We use a small contribution of 1% of the reconstruction loss to aid with the separation without overwhelming the fit:
maxiter = 200
sim = sc2.PairSimilarity(weight=1e-2)
scene_ = scene.fit(obs, max_iter=maxiter, e_rel=1e-3, pair_similarity=sim)
scene_array = scene_()
print("Optimized chi^2:", obs.goodness_of_fit(scene_array))
Optimized chi^2: 1.0040114
sc2.plot.scene(
scene_,
obs,
norm=norm,
show_model=True,
show_rendered=True,
show_observed=True,
show_residual=True,
add_boxes=True,
);
The residuals are small across most of the field, with mild deviations near the center of the LSBG, where the internal structure is most complex, and in the regions of overlap between sources. We can check the fit and the penalty improvements over the course of the fit:
plt.semilogy(scene_.fit_info['loss'])
plt.semilogy(scene_.fit_info['pair_similarity'])
plt.ylabel('Loss')
plt.xlabel('Iteration')
plt.show()
Inspecting the LSBG component#
# Get models for source 0
source = scene_.sources[0]
# inserted in model frame
source_in_scene_array = scene_.evaluate_source(source)
# as it appears in observed frame
source_as_seen = obs.render(source_in_scene_array)
fig, ax = plt.subplots(1,2, figsize=(10,5))
ax[0].imshow(sc2.plot.img_to_rgb(source_as_seen, norm=norm))
ax[0].text(0.05, 0.95, 'LSBG', color='white', ha='left', va='top', transform=ax[0].transAxes)

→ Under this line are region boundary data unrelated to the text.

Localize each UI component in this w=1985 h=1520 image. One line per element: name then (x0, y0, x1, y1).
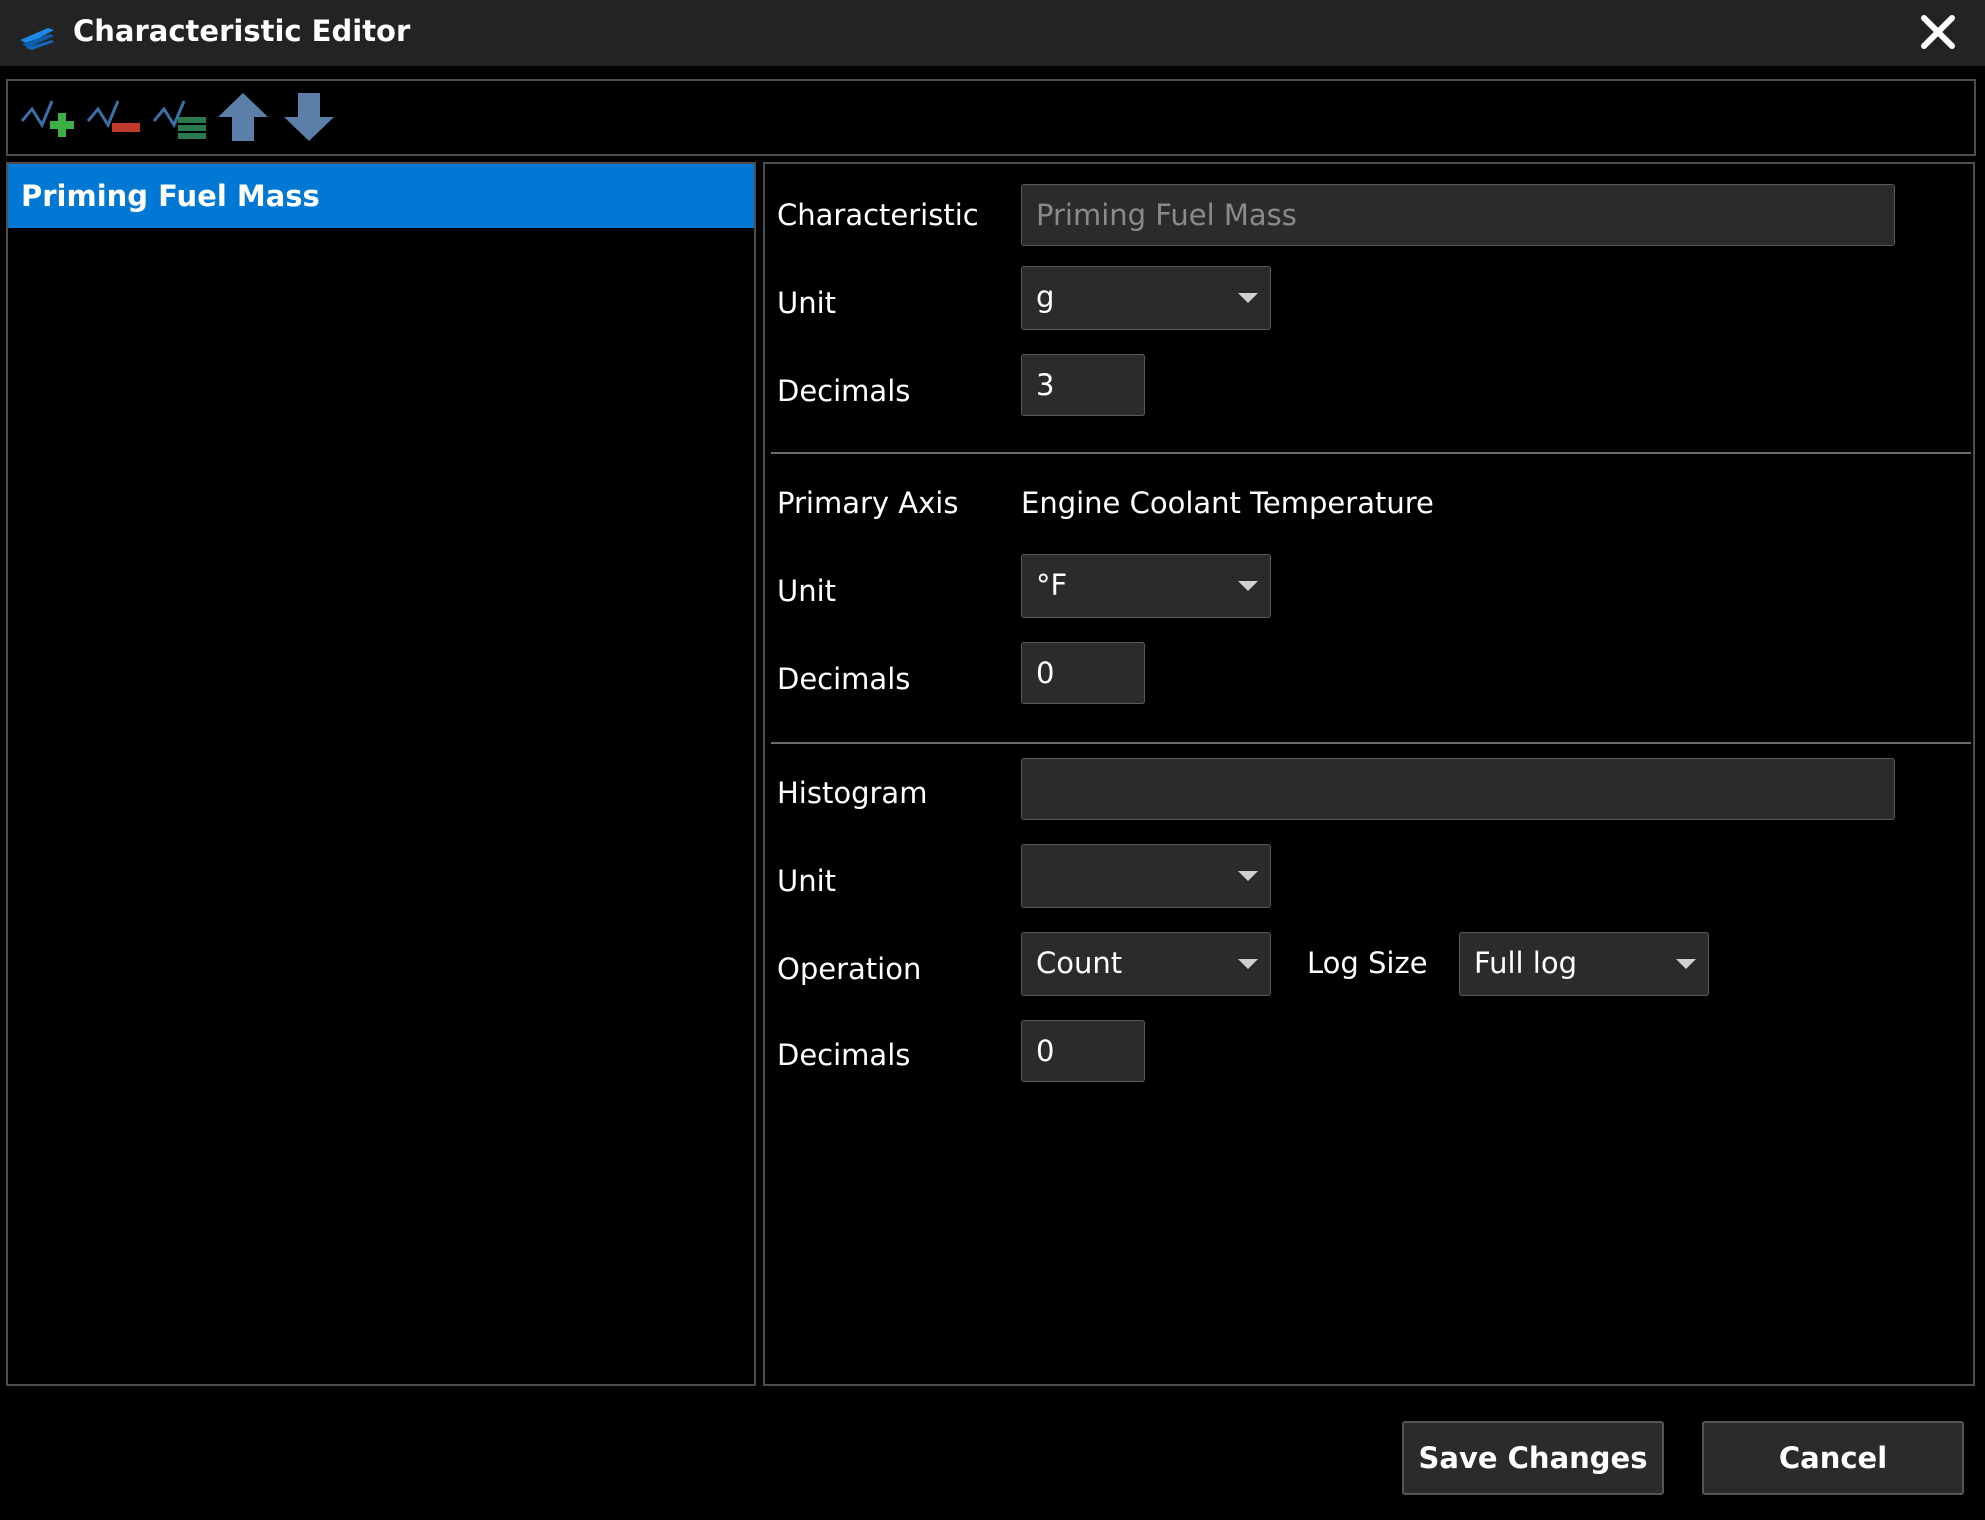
app-logo-icon (20, 28, 54, 50)
list-item[interactable]: Priming Fuel Mass (8, 164, 754, 228)
histogram-decimals-field[interactable]: 0 (1021, 1020, 1145, 1082)
histogram-decimals-label: Decimals (777, 1038, 911, 1072)
operation-dropdown[interactable]: Count (1021, 932, 1271, 996)
histogram-unit-label: Unit (777, 864, 837, 898)
primary-axis-decimals-field[interactable]: 0 (1021, 642, 1145, 704)
chevron-down-icon (1238, 959, 1258, 969)
title-bar: Characteristic Editor (0, 0, 1985, 66)
operation-label: Operation (777, 952, 922, 986)
primary-axis-unit-value: °F (1036, 568, 1068, 602)
primary-axis-decimals-label: Decimals (777, 662, 911, 696)
primary-axis-label: Primary Axis (777, 486, 959, 520)
close-icon[interactable] (1918, 12, 1958, 52)
operation-value: Count (1036, 946, 1123, 980)
log-size-label: Log Size (1307, 946, 1428, 980)
histogram-unit-dropdown[interactable] (1021, 844, 1271, 908)
primary-axis-value: Engine Coolant Temperature (1021, 486, 1434, 520)
move-down-icon[interactable] (280, 91, 338, 143)
characteristic-decimals-field[interactable]: 3 (1021, 354, 1145, 416)
characteristic-name-field[interactable]: Priming Fuel Mass (1021, 184, 1895, 246)
primary-axis-unit-dropdown[interactable]: °F (1021, 554, 1271, 618)
log-size-dropdown[interactable]: Full log (1459, 932, 1709, 996)
edit-characteristic-icon[interactable] (152, 91, 210, 143)
characteristics-list[interactable]: Priming Fuel Mass (6, 162, 756, 1386)
characteristic-decimals-label: Decimals (777, 374, 911, 408)
chevron-down-icon (1676, 959, 1696, 969)
window-title: Characteristic Editor (73, 14, 411, 48)
primary-axis-unit-label: Unit (777, 574, 837, 608)
toolbar (6, 79, 1976, 156)
chevron-down-icon (1238, 871, 1258, 881)
chevron-down-icon (1238, 293, 1258, 303)
histogram-label: Histogram (777, 776, 928, 810)
add-characteristic-icon[interactable] (20, 91, 78, 143)
histogram-field[interactable] (1021, 758, 1895, 820)
characteristic-label: Characteristic (777, 198, 979, 232)
characteristic-details-panel: Characteristic Priming Fuel Mass Unit g … (763, 162, 1975, 1386)
move-up-icon[interactable] (214, 91, 272, 143)
remove-characteristic-icon[interactable] (86, 91, 144, 143)
log-size-value: Full log (1474, 946, 1578, 980)
section-divider (771, 742, 1971, 744)
save-changes-button[interactable]: Save Changes (1402, 1421, 1664, 1495)
characteristic-unit-label: Unit (777, 286, 837, 320)
characteristic-unit-value: g (1036, 280, 1055, 314)
chevron-down-icon (1238, 581, 1258, 591)
characteristic-unit-dropdown[interactable]: g (1021, 266, 1271, 330)
section-divider (771, 452, 1971, 454)
cancel-button[interactable]: Cancel (1702, 1421, 1964, 1495)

ax[1].imshow(sc2.plot.img_to_rgb(obs.data - source_as_seen, norm=norm))
ax[1].text(0.05, 0.95, 'Residual', color='white', ha='left', va='top', transform=ax[1].transAxes)
plt.show()
The LSBG model captures the extended low-surface-brightness emission and the core structure of the galaxy simultaneously. It’s still picking up some flux from other components, but the similarity regularizer we used has restricted it to relatively faint components with other colors.
It’s also quite grainy, a result of the low SNR of most of the LSB emission (that’s what the “L” stands for…). A morphology model, like StarletMorphology, with suitable priors on the coefficients, should be well-suited here (see issue #250 for ideas) and make the regularizer even more effective.
Because the model is evaluated in a clean, noise-free, deblended frame, any photometric or morphological measurement, such total flux, half-light radius, ellipticity, can now be made directly from source_model without PSF or neighbor contamination. See scarlet2.measure for the available measurement functions.